I have decided to finally hit upon a subject that I’ve done my best to stay away from over the last couple of months.

Faith…

Religion…

Beliefs - or at least my own. 

So here I go.  Over the next couple of days I’d like to share my thoughts on the Church, Jesus and Prayer.  I am not trying to sway anyone in any direction.  But since I have shared much of my other thoughts, I feel like it would be remiss to skip this topic.

The Church in the Woods
My heart is there.  I go out in the midst of nature and I find peace.  Sometimes I even find discord, but it’s through those dissonances that I am able to work through stress and conflict that I often feel when trapped too long in the ‘civilized world’.  But more than that, I’ve found that it is in the woods that I have found a true place to commune and to worship.

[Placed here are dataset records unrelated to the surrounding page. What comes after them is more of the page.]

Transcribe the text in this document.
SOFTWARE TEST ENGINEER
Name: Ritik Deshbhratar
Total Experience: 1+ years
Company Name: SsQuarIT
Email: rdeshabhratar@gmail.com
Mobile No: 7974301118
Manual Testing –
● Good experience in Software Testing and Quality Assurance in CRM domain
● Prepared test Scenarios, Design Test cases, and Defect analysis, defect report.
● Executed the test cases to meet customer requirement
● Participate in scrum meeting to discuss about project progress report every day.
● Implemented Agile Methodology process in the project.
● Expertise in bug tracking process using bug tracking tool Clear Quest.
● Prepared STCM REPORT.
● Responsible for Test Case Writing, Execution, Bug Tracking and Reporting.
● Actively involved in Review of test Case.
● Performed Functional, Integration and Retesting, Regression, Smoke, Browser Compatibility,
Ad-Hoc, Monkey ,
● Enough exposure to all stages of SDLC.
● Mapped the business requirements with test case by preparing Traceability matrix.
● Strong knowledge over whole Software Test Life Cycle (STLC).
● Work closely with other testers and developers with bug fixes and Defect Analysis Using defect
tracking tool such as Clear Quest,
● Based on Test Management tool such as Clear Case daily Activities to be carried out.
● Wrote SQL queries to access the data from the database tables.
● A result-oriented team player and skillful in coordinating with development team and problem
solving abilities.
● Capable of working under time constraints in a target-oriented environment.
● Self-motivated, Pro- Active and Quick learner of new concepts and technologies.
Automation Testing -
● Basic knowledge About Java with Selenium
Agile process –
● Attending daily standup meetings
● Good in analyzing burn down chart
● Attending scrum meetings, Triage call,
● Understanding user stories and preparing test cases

My worship may seem odd to some.  I’m not going through the typical motions of singing a hymn, praying, calling out to God or any deity. I am NOT listening to any man stand and try and lead me.  No, this is a very different feeling altogether.  Through the aches and pains of growing up in the dysfunctional paradigm that is the Baptist Church, I found that there are feelings and emotions that pull at my heart, but that my faith isn’t chained to any of the standard fare of a Sunday morning worship service.  I’ve spent most of my Sunday mornings on top of Stone Mountain over the last 3 or 4 months.  I find that I do hear a voice calling out to me. Where I was dead inside when sitting through most church services, I feel a closeness to this creator/maker while alone or in a group of people among the trees that I have long ago lost in the buildings we designate “church”.

The Church in the woods is a place that I retreat to often.  I don’t know how to explain it to anyone unless they experience it for themselves.  I may never go through the doors of one of those erected buildings again.  That may shock and offend some, but I know that there was a time when there weren’t buildings of glass and stone that we can often think “houses” God.  I am not trying to sway anyone.  I just haven’t found the heart that beats as deeply or as clearly in any typical place of worship.

So I will still go to the woods.  I'll try to continue to listen to what I hear.  Both the sounds of nature and the spirits that I know whisper.  Maybe even hear God.  Who knows.  Can't ever hear unless you stop - take time out of the craziness around us - and breathe.